Again on the context, we don't need to export or report our testing as is, that's why I have the choice to develop some dashboard or not, and we can do it as we want, over our current "system". Maybe using some built-in features in a TCM tool will be more stable and full of features, but a lightweight approach will be adjusted perfectly to our needs at that time, and evolve with them as well.

I am looking forward to hear from you again after you sharing my thoughts with your local group:-)



Comment by Mauri Edo on December 17, 2012 at 19:57


Thanks for your comment, I'll be glad to hear your thoughts after rereading my words if you want to share them.
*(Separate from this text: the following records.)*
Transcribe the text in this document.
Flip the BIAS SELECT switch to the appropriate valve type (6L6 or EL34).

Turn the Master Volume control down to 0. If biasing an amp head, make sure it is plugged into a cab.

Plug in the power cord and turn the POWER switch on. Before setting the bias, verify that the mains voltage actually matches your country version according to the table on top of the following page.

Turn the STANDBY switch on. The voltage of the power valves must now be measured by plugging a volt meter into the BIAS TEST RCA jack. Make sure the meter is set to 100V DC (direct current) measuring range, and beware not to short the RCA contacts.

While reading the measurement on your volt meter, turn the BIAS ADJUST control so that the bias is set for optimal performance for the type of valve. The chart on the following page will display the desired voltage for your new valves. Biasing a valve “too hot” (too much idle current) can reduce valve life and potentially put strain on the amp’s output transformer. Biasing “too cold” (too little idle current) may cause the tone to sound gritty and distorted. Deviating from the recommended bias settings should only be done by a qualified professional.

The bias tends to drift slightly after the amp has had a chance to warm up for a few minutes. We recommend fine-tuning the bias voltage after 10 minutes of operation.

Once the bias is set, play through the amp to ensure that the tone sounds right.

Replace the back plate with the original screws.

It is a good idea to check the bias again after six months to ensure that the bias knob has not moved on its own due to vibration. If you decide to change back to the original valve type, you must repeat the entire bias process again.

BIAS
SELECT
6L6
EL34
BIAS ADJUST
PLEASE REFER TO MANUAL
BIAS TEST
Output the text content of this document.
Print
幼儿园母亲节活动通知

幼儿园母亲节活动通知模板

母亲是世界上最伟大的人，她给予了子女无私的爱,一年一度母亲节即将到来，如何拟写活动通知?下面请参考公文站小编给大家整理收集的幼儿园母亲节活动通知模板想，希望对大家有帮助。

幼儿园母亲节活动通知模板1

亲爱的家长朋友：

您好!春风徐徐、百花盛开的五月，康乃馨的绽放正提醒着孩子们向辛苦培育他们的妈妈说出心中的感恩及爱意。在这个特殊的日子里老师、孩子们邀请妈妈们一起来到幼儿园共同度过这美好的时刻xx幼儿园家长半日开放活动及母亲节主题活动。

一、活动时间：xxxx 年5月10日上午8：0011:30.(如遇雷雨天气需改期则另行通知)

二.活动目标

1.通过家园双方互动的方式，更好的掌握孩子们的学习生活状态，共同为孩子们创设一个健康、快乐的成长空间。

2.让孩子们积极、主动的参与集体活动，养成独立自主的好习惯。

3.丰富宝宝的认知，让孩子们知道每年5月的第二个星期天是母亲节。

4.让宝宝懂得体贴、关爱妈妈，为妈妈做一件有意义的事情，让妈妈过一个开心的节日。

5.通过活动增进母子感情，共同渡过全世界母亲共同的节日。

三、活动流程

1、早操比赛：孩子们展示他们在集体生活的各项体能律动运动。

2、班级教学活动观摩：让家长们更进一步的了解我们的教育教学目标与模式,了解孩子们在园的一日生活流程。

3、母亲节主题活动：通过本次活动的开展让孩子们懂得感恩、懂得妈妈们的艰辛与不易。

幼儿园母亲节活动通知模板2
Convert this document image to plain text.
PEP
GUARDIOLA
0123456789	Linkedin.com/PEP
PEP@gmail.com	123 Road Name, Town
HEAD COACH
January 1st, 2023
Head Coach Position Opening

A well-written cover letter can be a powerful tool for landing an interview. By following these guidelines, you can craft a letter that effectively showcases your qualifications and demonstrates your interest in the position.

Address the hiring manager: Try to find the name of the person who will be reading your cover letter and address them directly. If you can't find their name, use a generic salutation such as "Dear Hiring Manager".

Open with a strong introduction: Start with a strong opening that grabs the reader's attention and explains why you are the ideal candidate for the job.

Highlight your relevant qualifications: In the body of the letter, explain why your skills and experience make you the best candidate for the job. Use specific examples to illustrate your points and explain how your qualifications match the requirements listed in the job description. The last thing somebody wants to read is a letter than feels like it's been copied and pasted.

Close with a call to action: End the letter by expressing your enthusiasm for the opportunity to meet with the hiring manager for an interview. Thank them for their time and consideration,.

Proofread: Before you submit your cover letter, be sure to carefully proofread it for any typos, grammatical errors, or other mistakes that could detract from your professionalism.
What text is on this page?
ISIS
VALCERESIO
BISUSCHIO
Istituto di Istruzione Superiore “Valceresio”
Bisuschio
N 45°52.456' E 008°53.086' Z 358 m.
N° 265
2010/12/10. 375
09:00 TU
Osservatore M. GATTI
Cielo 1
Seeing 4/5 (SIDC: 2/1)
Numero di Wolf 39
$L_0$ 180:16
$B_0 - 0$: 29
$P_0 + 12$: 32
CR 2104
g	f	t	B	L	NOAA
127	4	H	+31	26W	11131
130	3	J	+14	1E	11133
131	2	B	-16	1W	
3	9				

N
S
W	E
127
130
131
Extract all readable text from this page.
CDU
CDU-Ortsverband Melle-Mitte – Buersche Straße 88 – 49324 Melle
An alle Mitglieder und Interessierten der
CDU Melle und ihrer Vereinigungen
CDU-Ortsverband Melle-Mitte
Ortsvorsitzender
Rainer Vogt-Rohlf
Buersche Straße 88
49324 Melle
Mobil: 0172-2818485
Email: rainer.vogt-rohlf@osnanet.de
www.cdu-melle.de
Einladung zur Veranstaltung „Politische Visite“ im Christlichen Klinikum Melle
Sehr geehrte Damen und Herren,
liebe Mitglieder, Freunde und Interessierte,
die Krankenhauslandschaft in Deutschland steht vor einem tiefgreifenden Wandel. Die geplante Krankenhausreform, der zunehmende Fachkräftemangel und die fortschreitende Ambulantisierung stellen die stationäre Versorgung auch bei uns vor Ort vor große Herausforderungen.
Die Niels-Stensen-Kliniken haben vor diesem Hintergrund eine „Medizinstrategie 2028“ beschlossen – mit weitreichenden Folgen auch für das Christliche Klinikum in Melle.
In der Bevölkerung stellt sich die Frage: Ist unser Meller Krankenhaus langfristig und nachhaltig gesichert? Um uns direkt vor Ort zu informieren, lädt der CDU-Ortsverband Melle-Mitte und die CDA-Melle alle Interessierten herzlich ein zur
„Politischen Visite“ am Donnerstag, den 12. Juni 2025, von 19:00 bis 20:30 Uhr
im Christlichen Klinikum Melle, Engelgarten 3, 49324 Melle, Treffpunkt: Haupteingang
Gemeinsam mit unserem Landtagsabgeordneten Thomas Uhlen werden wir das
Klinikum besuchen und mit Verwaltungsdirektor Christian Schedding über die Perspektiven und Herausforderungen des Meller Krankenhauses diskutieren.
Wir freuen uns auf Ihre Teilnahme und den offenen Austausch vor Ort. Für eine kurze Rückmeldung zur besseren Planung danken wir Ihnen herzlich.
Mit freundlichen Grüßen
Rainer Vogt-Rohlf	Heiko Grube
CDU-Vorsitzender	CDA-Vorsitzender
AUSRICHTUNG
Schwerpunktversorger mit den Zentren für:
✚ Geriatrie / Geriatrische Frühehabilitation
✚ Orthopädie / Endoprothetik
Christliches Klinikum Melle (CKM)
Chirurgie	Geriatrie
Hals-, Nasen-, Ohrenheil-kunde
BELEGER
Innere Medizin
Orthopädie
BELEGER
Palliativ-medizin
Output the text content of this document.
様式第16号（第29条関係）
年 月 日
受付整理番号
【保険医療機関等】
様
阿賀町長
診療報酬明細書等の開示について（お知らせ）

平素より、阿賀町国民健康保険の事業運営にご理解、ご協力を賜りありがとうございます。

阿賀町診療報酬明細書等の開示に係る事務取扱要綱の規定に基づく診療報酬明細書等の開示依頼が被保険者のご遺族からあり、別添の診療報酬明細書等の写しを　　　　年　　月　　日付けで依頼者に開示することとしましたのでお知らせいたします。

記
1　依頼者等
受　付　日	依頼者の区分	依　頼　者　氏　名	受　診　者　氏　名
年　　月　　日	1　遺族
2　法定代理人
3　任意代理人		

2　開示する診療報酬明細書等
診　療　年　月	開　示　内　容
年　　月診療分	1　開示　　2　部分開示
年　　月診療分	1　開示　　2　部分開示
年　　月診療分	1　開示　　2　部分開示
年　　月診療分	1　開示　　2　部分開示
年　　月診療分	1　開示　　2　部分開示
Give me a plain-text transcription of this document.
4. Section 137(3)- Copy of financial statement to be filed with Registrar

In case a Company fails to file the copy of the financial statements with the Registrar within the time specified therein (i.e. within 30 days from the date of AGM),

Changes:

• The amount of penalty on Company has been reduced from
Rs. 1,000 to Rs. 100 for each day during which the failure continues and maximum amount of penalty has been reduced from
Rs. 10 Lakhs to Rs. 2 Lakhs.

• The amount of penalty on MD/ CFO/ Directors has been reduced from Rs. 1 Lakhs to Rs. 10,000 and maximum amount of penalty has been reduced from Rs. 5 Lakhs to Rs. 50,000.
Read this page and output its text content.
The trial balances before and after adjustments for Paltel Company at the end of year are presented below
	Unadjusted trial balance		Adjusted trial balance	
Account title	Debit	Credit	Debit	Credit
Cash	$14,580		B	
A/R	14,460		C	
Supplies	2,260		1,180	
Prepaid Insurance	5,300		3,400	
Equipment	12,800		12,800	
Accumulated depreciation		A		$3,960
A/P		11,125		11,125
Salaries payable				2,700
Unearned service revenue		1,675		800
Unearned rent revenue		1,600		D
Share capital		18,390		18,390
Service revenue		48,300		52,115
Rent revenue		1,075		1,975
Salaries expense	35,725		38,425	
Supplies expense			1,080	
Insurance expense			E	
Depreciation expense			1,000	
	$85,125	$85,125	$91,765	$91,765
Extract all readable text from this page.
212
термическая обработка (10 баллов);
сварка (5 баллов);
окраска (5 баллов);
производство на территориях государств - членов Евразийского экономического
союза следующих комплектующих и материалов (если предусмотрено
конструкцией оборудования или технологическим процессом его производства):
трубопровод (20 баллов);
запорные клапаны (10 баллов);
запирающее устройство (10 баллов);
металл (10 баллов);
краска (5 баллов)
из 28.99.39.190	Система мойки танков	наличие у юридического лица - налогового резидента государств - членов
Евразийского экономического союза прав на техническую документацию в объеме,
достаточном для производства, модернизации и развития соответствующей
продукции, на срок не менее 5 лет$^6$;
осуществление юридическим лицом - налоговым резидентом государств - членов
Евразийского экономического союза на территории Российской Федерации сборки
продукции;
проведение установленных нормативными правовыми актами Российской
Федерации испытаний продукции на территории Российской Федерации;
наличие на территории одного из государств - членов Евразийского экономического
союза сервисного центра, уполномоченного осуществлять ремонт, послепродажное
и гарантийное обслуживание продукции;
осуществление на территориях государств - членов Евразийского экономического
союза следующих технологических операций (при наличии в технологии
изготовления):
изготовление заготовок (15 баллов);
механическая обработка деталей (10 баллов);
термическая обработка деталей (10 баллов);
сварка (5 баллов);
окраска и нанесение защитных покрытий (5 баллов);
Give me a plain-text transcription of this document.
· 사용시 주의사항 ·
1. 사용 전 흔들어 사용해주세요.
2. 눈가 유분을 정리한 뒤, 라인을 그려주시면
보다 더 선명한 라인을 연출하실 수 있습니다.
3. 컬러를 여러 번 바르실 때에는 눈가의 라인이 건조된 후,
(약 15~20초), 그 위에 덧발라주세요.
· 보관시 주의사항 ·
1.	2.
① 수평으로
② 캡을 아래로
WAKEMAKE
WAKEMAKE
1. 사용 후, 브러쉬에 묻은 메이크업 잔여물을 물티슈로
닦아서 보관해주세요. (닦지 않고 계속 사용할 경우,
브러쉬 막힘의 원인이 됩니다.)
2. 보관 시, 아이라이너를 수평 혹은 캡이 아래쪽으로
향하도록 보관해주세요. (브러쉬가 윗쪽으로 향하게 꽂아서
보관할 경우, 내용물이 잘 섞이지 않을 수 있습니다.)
Comment by halperinko on December 17, 2012 at 14:37

I must say I can't figure out why you use the term "test case management tool" as a way to say "scripted testing"?

You may as well use a free (or not) test management tool to record just the test ideas.

No one binds you to fill in all details, just like no one binds you to select different colors for mindmap objects...

It brings me back to a couple of discussions I raised before in that matter:

What made MindMapping better then just using the test management tool Tree structure?

When you do wish to export and/or elaborate test scripts - MindMap has less abilities than a Test Management system.

So why not use these tools in the 1st place - just with a Mind Set of evolving test cases?

Now you seem to be seeking means for dash boards, and eventually you are "wasting time" building your own test management system in stages, instead of benefiting from an existing tool, which will probably have more features and higher stability.

(There are some interesting ideas in this article - I hope to discuss that further on our local forum: (Sorry - not in English), and will try to write results back here... :-) )

@halperinko - Kobi Halperin

Comment by Margaret Thomas on December 16, 2012 at 20:35

I enjoyed reading your article and I have to reread it again.  I must admit, the technique is eluding me and it is hard to envision using this method for testing.  Thank you for sharing.